Il tumore della prostata è una patologia peculiare dell’età avanzata. È la forma di tumore più diffusa tra i maschi adulti e rappresenta il 20% di tutti i tumori tra gli uomini di età superiore ai 50 anni. La fascia d’età maggiormente colpita è quella over 70, ma nell’ultimo decennio sono in aumento i casi registrati tra i 60 e i 70 anni.

Ogni anno in Italia le nuove diagnosi sono circa 42.000 con 8.000 decessi.

Il carcinoma della prostata, in genere, è a lenta progressione e spesso asintomatico. I sintomi di ostruzione vescicale e uretrale e l’ematuria possono presentarsi nella fase avanzata della malattia. Circa il 10-20% dei casi viene diagnosticato in questa fase a causa dalla natura del tumore che è ghiandolare, simile nell’aspetto istologico alla normale prostata e le cui alterazioni, nella parte più esterna della ghiandola, inizialmente non danno segni.

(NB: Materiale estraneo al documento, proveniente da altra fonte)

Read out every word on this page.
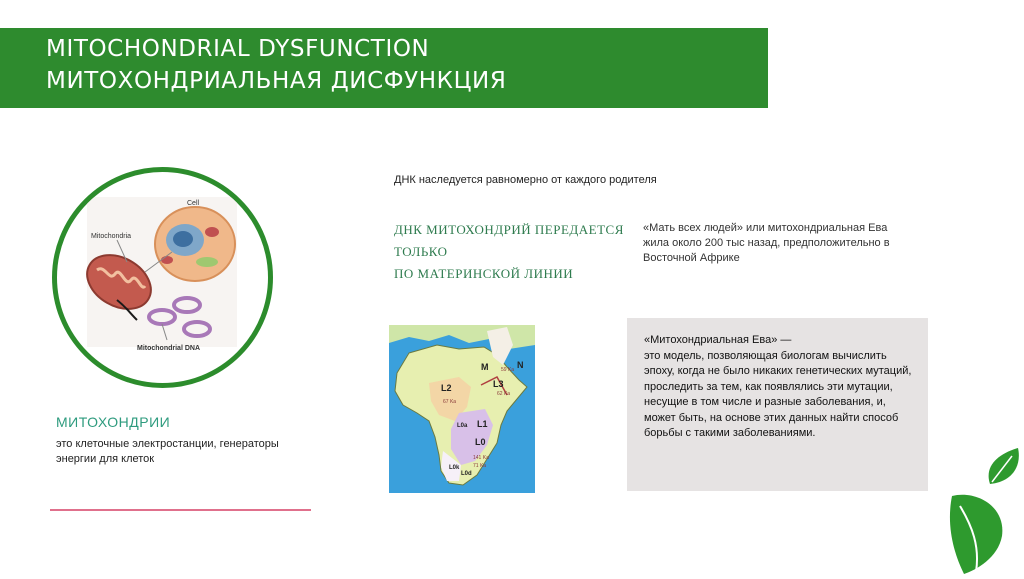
MITOCHONDRIAL DYSFUNCTION
МИТОХОНДРИАЛЬНАЯ ДИСФУНКЦИЯ
Cell
Mitochondria
Mitochondrial DNA
МИТОХОНДРИИ
это клеточные электростанции, генераторы энергии для клеток
ДНК наследуется равномерно от каждого родителя
ДНК МИТОХОНДРИЙ ПЕРЕДАЕТСЯ
ТОЛЬКО
ПО МАТЕРИНСКОЙ ЛИНИИ
«Мать всех людей» или митохондриальная Ева жила около 200 тыс назад, предположительно в Восточной Африке
L2
M	N
L3
L1
L0
L0k
L0d
L0a
67 Ka
59 Ka
62 Ka
141 Ka
71 Ka
«Митохондриальная Ева» —
это модель, позволяющая биологам вычислить эпоху, когда не было никаких генетических мутаций, проследить за тем, как появлялись эти мутации, несущие в том числе и разные заболевания, и, может быть, на основе этих данных найти способ борьбы с такими заболеваниями.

Grazie ai trattamenti che comprendono diverse opzioni, quali la chirurgia, la radioterapia, l’ablazione focale, l’ormonoterapia e la chemioterapia, la sopravvivenza dei pazienti è di circa l’88% a 5 anni dalla diagnosi. Ma oltre il 40% degli uomini colpiti da un cancro prostatico sviluppa metastasi (soprattutto ossee osteoblastiche alla pelvi, alle costole e ai corpi vertebrali) e, di questi, un numero elevato diventa resistente al trattamento di deprivazione androgenica (castrazione).

Il recettore degli androgeni è il principale oncogene responsabile dell’aggressività della neoplasia. Tale molecola prima si lega al testosterone, successivamente il complesso testosterone-recettore migra nel nucleo delle cellule, si lega al DNA e lo stimola a sintetizzare le proteine responsabili della crescita tumorale.